Grayscale Shader: Combining color and texture

Hi!

We have the following problem: We want to implement a grayscale fragment shader for the entire scene. The scene consists of a 2D graphics that uses

  • non-textured primitives (e.g. GL_POLYGON) and
  • textured primitives (GL_QUADS).

Rendering is done in an external library and some is done in our library.

The fragment shader code (very simple conversion to grayscale):

uniform sampler2D tex;

void main()
{
gl_FragColor = gl_Color * texture2D(tex, gl_TexCoord[0].st);
gl_FragColor = glFragColor.rrra;
}

Now, the following problem arises: When there is no texture used, the pixels are still combined with a texel color and look strange. The question is: Is there any way to check if a texture is currently bound? We know that we can use a uniform variable and set it from outside, but as some parts of the scene come from an external library, we don’t know when a texture is used.

This post at stackoverflow is related:

http://stackoverflow.com/questions/6686741/fragment-shader-glsl-for-texture-color-and-texture-color

Thanks,
Stephan

You need a separate shader for each case. You could do some #define weirdness if you want, but for your simple case, it’d be easier to just have multiple shaders for each case.

We had that idea too, but the problem is, we don’t know when to use the correct shader. The external library may draw a textured primitive or draw a non-textured primitive…

If you have no control over what the user is doing, or no way to know what the user will be doing, then there isn’t anything you can do.
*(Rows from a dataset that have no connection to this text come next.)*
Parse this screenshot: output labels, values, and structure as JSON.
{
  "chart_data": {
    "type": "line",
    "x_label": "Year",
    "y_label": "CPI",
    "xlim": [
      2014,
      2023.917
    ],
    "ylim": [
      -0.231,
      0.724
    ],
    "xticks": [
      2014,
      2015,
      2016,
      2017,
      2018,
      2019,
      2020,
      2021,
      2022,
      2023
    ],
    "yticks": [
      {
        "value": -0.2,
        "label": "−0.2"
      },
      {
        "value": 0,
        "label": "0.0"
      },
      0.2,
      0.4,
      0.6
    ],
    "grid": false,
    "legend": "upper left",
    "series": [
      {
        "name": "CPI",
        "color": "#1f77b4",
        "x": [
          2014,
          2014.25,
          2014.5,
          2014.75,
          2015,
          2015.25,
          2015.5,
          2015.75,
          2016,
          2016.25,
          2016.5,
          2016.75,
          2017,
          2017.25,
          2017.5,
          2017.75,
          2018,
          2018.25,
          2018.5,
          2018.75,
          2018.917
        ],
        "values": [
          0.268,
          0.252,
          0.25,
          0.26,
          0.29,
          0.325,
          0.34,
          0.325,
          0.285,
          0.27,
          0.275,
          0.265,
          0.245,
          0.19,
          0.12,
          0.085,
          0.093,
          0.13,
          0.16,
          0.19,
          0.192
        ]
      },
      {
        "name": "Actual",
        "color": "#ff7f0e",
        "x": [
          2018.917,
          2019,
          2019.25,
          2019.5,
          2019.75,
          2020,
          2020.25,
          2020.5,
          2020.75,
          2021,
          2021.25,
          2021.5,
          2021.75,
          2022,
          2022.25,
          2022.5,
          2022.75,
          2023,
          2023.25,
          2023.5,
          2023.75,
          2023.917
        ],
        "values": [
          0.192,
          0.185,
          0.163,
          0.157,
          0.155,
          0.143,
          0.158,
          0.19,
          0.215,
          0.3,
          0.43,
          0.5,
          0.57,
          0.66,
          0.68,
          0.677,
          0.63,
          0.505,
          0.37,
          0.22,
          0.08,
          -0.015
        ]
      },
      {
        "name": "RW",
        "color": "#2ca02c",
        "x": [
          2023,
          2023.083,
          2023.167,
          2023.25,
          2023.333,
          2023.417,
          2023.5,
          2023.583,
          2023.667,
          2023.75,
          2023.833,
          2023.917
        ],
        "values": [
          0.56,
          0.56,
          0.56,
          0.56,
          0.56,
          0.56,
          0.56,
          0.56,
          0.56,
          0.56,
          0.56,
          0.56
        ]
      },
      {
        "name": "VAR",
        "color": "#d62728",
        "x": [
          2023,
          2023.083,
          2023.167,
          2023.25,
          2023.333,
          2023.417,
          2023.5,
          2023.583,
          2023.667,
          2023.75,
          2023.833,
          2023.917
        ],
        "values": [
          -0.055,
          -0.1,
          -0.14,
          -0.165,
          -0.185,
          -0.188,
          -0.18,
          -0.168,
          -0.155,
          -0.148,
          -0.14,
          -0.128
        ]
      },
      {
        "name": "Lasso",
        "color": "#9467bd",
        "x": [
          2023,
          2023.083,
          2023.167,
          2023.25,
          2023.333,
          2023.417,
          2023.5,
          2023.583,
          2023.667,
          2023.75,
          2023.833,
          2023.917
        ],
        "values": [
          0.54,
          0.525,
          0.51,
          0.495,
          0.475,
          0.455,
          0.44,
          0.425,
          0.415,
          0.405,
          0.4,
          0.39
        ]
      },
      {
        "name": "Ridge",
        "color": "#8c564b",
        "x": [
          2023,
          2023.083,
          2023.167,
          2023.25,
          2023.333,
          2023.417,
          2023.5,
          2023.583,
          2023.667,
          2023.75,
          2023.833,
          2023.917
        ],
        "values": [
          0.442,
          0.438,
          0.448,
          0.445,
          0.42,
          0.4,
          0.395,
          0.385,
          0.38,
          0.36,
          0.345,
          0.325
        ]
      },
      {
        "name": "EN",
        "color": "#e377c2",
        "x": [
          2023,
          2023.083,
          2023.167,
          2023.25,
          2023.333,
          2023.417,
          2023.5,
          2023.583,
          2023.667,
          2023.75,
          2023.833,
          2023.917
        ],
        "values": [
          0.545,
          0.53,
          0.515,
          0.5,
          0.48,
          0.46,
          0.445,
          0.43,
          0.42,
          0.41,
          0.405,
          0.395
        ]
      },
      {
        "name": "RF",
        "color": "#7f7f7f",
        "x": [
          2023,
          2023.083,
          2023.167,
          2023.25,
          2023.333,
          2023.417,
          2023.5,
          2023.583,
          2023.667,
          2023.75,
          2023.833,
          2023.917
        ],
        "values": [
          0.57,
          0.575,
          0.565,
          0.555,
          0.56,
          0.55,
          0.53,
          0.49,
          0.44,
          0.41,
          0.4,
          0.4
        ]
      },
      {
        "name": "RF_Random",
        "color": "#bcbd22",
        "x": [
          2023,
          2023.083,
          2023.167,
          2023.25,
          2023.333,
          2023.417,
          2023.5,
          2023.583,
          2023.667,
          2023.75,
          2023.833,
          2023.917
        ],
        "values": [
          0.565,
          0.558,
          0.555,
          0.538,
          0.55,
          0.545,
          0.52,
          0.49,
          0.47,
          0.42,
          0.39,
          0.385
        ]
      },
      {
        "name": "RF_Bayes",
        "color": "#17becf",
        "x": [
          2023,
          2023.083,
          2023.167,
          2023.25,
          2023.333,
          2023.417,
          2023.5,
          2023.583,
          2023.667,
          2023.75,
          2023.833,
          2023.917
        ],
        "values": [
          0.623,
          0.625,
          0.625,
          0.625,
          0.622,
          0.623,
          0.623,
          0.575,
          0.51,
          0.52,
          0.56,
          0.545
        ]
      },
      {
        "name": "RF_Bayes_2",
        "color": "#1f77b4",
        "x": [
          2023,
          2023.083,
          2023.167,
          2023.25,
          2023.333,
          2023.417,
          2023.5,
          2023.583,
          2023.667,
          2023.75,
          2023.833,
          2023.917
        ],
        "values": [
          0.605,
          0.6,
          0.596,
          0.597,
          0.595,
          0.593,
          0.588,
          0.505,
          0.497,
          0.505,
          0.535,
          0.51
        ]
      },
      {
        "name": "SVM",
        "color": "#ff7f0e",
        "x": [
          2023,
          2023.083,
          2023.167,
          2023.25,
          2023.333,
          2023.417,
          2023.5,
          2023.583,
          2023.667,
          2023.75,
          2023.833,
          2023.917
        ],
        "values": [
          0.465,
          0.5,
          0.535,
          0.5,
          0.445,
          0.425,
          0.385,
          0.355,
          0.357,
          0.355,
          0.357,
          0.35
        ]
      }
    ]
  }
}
If all you can do is bind a program and see what happens, then there are no options for you.

OpenGL is not meant to be used in parts, where one guy sets up one thing and another sets up something else independently.

Either the external library needs to tell you more about what it is going to render, or you need to impose what the external library will be rendering.

I’ve had quite a similar problem.

I didn’t want to bind different shaders for textured and not textured primitives. What I did first is to check the texture color fragment: if it is (0,0,0,0) then I assumed there was no texture bound.

However, I found it weird, and we suggested me to always bind texture and use 1x1 pixel full white texture for untextured geometry.

I don’t know if you can do the last suggestion in your case, but maybe at least the first one could help you (as long as you don’t have full black and full transparent pixels in your textures…).

First, thanks for your quick answers!

@arts We’ll try your first suggestion. That’s an compromise since we have control which textures are loaded.

I wonder about how the fixed functionality pipeline does the combination of color and texture…

Fixed function manages colour and textures by way of GL state and texture environment/ parameters.
In the most basic case, the last glColor specified will be modulated against the texture colour components. If you don’t want texturing to affect the output colour, then disable texturing! The OpenGL specification describes the various effects of texturing and environment colour combinations.